This is compliant because users consented, the decision is necessary for the contract (instant account opening), and safeguards exist.
What this does NOT mean: You can’t auto-reject someone without their consent. Rejection is not necessary for contract performance; it’s a denial of service. You’d need explicit consent or a different exception.
Exception 2: Authorised by Law
You can make a solely automated decision if it’s required or permitted by EU or member-state law, and the law provides safeguards.
What this means: If a regulator (e.g., ASIC in Australia, the FCA in the UK) has published rules requiring or permitting automated decisions in a specific context, and those rules include human review or appeal rights, you can rely on this exception.
Example: In Australia, ASIC RG 271 on credit licensing doesn’t explicitly require human review of credit decisions. But if ASIC published guidance saying “automated credit decisions are permitted if the lender provides a dispute mechanism,” you’d have cover.
Reality check: This exception is narrow.
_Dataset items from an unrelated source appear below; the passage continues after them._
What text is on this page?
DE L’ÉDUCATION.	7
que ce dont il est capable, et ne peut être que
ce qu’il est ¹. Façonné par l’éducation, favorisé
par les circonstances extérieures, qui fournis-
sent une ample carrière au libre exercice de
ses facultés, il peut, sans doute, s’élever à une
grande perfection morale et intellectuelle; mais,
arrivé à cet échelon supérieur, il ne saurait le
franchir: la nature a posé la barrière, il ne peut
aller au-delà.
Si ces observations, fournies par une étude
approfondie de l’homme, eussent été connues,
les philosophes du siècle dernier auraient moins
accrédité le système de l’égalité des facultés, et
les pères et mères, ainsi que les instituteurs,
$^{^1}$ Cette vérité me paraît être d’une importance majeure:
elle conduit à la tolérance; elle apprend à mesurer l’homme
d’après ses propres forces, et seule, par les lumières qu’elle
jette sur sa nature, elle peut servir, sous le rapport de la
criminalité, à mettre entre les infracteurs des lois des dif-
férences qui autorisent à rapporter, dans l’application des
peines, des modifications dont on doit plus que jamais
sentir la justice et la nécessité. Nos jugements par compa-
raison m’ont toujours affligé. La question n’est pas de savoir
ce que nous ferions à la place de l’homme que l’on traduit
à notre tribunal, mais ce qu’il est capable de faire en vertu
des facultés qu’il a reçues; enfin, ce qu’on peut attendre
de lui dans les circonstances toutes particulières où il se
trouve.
Most regulators don’t explicitly permit or require automated decisions. They’re often silent. Silence doesn’t grant permission.
At PADISO, when we work with financial services teams in Sydney on APRA, ASIC, and AUSTRAC compliance, we don’t rely on this exception. We assume it’s not available unless the regulator has explicitly published guidance.
Exception 3: Explicit Consent
You can make a solely automated decision if the individual has given explicit consent to the processing for that specific purpose.
What this means: The individual must affirmatively opt in to automated decision-making. Consent must be informed (they know what they’re agreeing to), specific (tied to a particular decision or use case), and freely given (no coercion).
Example: An insurance company offers a discount for customers who opt into automated underwriting. The consent form says: “We will use automated analysis to assess your claim. You can request human review at any time. If you don’t opt in, we’ll use standard underwriting (slower, no discount).” This is explicit consent.
What this does NOT mean: You can’t bury consent in terms and conditions. You can’t say “by using our service, you consent to automated decisions.” That’s not explicit. You need a separate, affirmative action.
The EDRi guide to automated decision-making under the GDPR walks through the consent requirement in detail. The Future of Privacy Forum’s research on Article 22 analyses how consent interacts with other safeguards.
Building Audit-Ready Controls
If you don’t fall within an exception, you need human review. But “human review” isn’t a checkbox. It’s a control with teeth. Here’s what audit-ready human review looks like.
Control 1: Decision Logging and Audit Trail
Every automated decision must be logged with:
- Input data: What personal data Claude processed.
- Claude’s output: The score, ranking, or recommendation.
- Human reviewer identity: Who reviewed the decision.
- Human review timestamp: When the review occurred.
- Human decision: What the human actually decided (approved, rejected, modified, escalated).
- Reason for human decision: Why the human agreed or disagreed with Claude.
This isn’t optional. Auditors (and regulators) will ask for this. If you can’t produce it, you’re non-compliant.
Implementation: Store this in a database with immutable audit logs. Don’t overwrite or delete records. Ensure logs are tamper-evident (hash-chained or digitally signed).
Control 2: Meaningful Human Review
Human review must be substantive, not rubber-stamping. This means:
- The human must have capability: They understand the decision domain and can interpret Claude’s output.
- The human must have authority: They can override Claude’s recommendation without escalation or penalty.
- The human must actually review: They read the case, consider the data, and make an independent judgment.
- The human must document reasoning: They record why they agreed or disagreed with Claude.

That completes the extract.